Lady Grantham was still in bed fretting in a silky coat as it seemed to be her profession.
“Cora!” I cried. “Why didn’t you explain to me what we were doing in town yesterday?”
She patted the coverlet and I sank into the bed and gratefully into her arms as I told her about the conversation with my broker.
“I am quite afraid I voted—and these are Mary’s words—like a peasant. Does that make me a peasant?”
“I don’t know, Robert,” she said. “How much exactly did we lose?”
I showed her.
“I suppose you are. I suppose we both are.”
I just stared at the ceiling plaster and tried to think about how this awful thing had happened, aside of course from my writing “Leave” on that slip of paper because I thought it just meant we could get home in time for Sherry.
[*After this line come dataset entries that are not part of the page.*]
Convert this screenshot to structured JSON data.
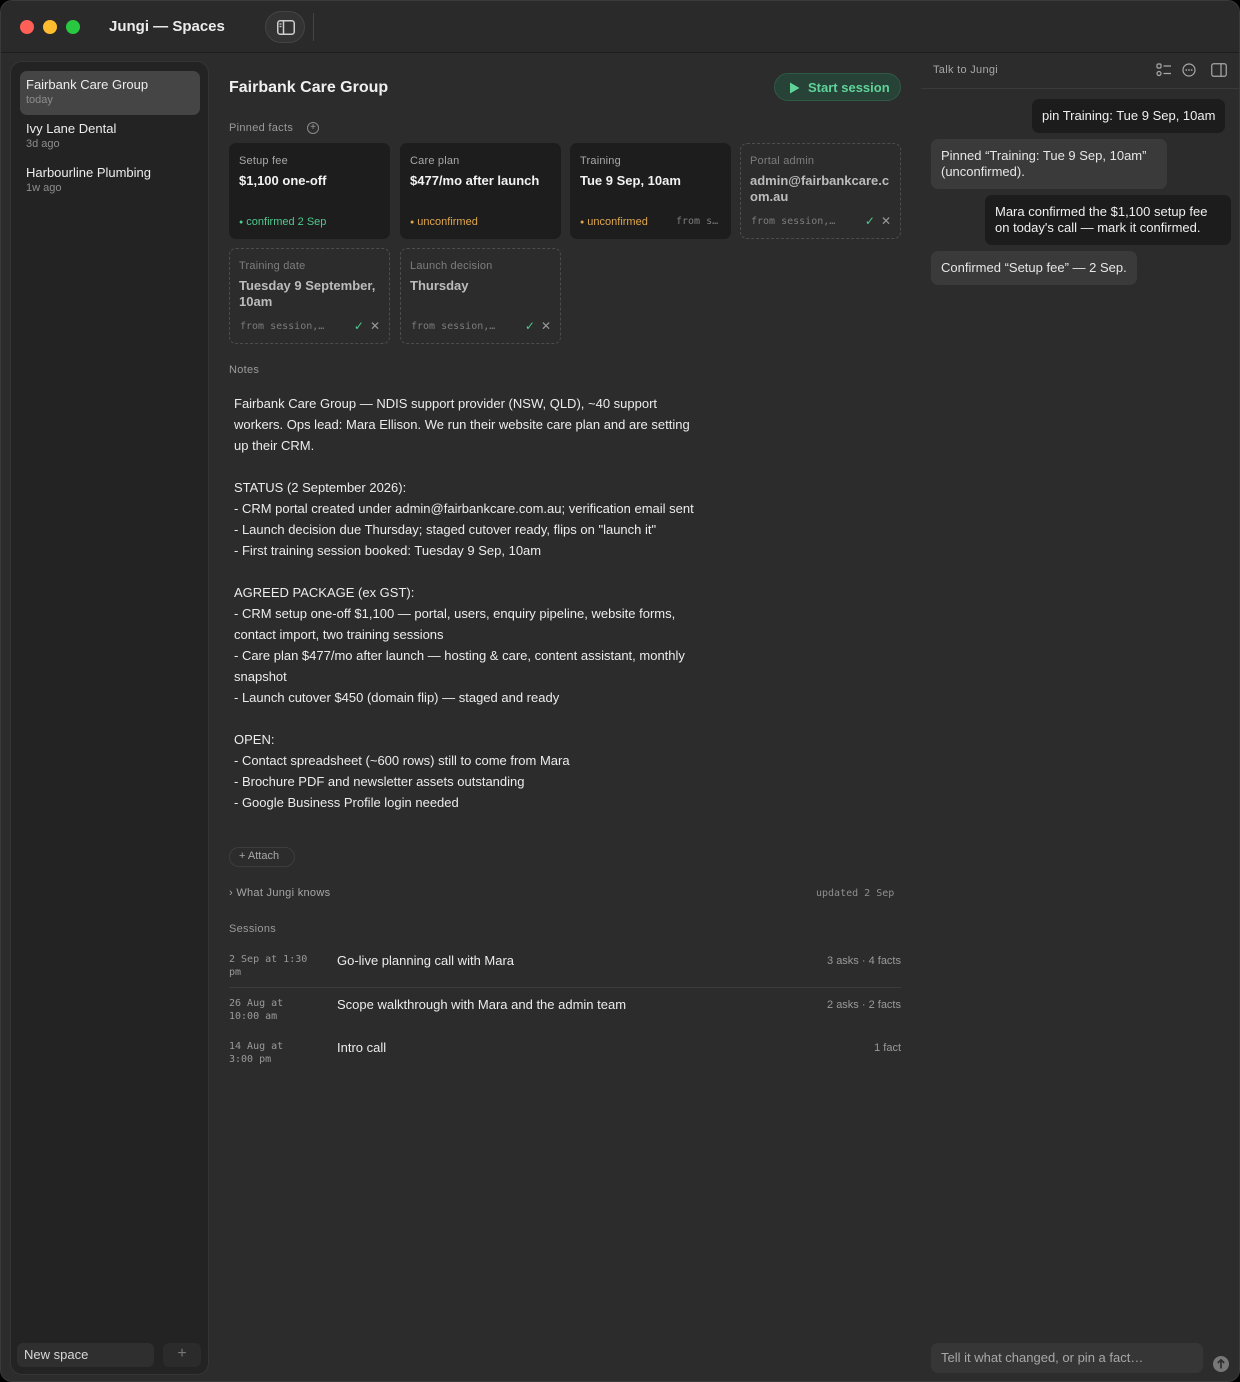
{
  "window": {
    "title": "Jungi — Spaces"
  },
  "sidebar": {
    "spaces": [
      {
        "name": "Fairbank Care Group",
        "ago": "today",
        "active": true
      },
      {
        "name": "Ivy Lane Dental",
        "ago": "3d ago",
        "active": false
      },
      {
        "name": "Harbourline Plumbing",
        "ago": "1w ago",
        "active": false
      }
    ],
    "new_space_placeholder": "New space",
    "new_space_add": "+"
  },
  "main": {
    "title": "Fairbank Care Group",
    "start_session_label": "Start session",
    "pinned_label": "Pinned facts",
    "pinned_add": "+",
    "facts": [
      {
        "label": "Setup fee",
        "value": "$1,100 one-off",
        "status": "confirmed 2 Sep",
        "state": "confirmed"
      },
      {
        "label": "Care plan",
        "value": "$477/mo after launch",
        "status": "unconfirmed",
        "state": "unconfirmed"
      },
      {
        "label": "Training",
        "value": "Tue 9 Sep, 10am",
        "status": "unconfirmed",
        "from": "from s…",
        "state": "unconfirmed"
      },
      {
        "label": "Portal admin",
        "value": "admin@fairbankcare.com.au",
        "from": "from session,…",
        "state": "pending"
      },
      {
        "label": "Training date",
        "value": "Tuesday 9 September, 10am",
        "from": "from session,…",
        "state": "pending"
      },
      {
        "label": "Launch decision",
        "value": "Thursday",
        "from": "from session,…",
        "state": "pending"
      }
    ],
    "accept_glyph": "✓",
    "reject_glyph": "✕",
    "status_dot": "●",
    "notes_label": "Notes",
    "notes": "Fairbank Care Group — NDIS support provider (NSW, QLD), ~40 support workers. Ops lead: Mara Ellison. We run their website care plan and are setting up their CRM.\n\nSTATUS (2 September 2026):\n- CRM portal created under admin@fairbankcare.com.au; verification email sent\n- Launch decision due Thursday; staged cutover ready, flips on \"launch it\"\n- First training session booked: Tuesday 9 Sep, 10am\n\nAGREED PACKAGE (ex GST):\n- CRM setup one-off $1,100 — portal, users, enquiry pipeline, website forms, contact import, two training sessions\n- Care plan $477/mo after launch — hosting & care, content assistant, monthly snapshot\n- Launch cutover $450 (domain flip) — staged and ready\n\nOPEN:\n- Contact spreadsheet (~600 rows) still to come from Mara\n- Brochure PDF and newsletter assets outstanding\n- Google Business Profile login needed",
    "attach_label": "+ Attach",
    "knows_label": "› What Jungi knows",
    "knows_updated": "updated 2 Sep",
    "sessions_label": "Sessions",
    "sessions": [
      {
        "date": "2 Sep at 1:30 pm",
        "title": "Go-live planning call with Mara",
        "meta": "3 asks · 4 facts"
      },
      {
        "date": "26 Aug at 10:00 am",
        "title": "Scope walkthrough with Mara and the admin team",
        "meta": "2 asks · 2 facts"
      },
      {
        "date": "14 Aug at 3:00 pm",
        "title": "Intro call",
        "meta": "1 fact"
      }
    ]
  },
  "chat": {
    "title": "Talk to Jungi",
    "icons": [
      "checklist-icon",
      "more-icon",
      "panel-icon"
    ],
    "messages": [
      {
        "role": "user",
        "text": "pin Training: Tue 9 Sep, 10am"
      },
      {
        "role": "assistant",
        "text": "Pinned “Training: Tue 9 Sep, 10am” (unconfirmed)."
      },
      {
        "role": "user",
        "text": "Mara confirmed the $1,100 setup fee on today's call — mark it confirmed."
      },
      {
        "role": "assistant",
        "text": "Confirmed “Setup fee” — 2 Sep."
      }
    ],
    "input_placeholder": "Tell it what changed, or pin a fact…"
  },
  "colors": {
    "background": "#2c2c2c",
    "sidebar": "#232323",
    "accent_green": "#5fd39a",
    "confirmed": "#4fc98e",
    "unconfirmed": "#e0a64e"
  }
}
But so many other people had also written “Leave,” with presumably some understanding of why they were doing so! “Was no one warned of the mayhem!” I shouted.
“People were,” Cora said, patting me. “People were.”
I had the most chilling thought. “You don’t think all those people with nothing to lose would be so daft as to simply want to make things bad for people who do?”
Cora said nothing. We stayed in silence for a while. After a while I summoned the strength to speak. “We always had such wonderful Christmas parties.”
“I know, Robert,” she sighed. “We did.”
“Everyone got a glass of real Champagne. Why would anyone want to sacrifice that?”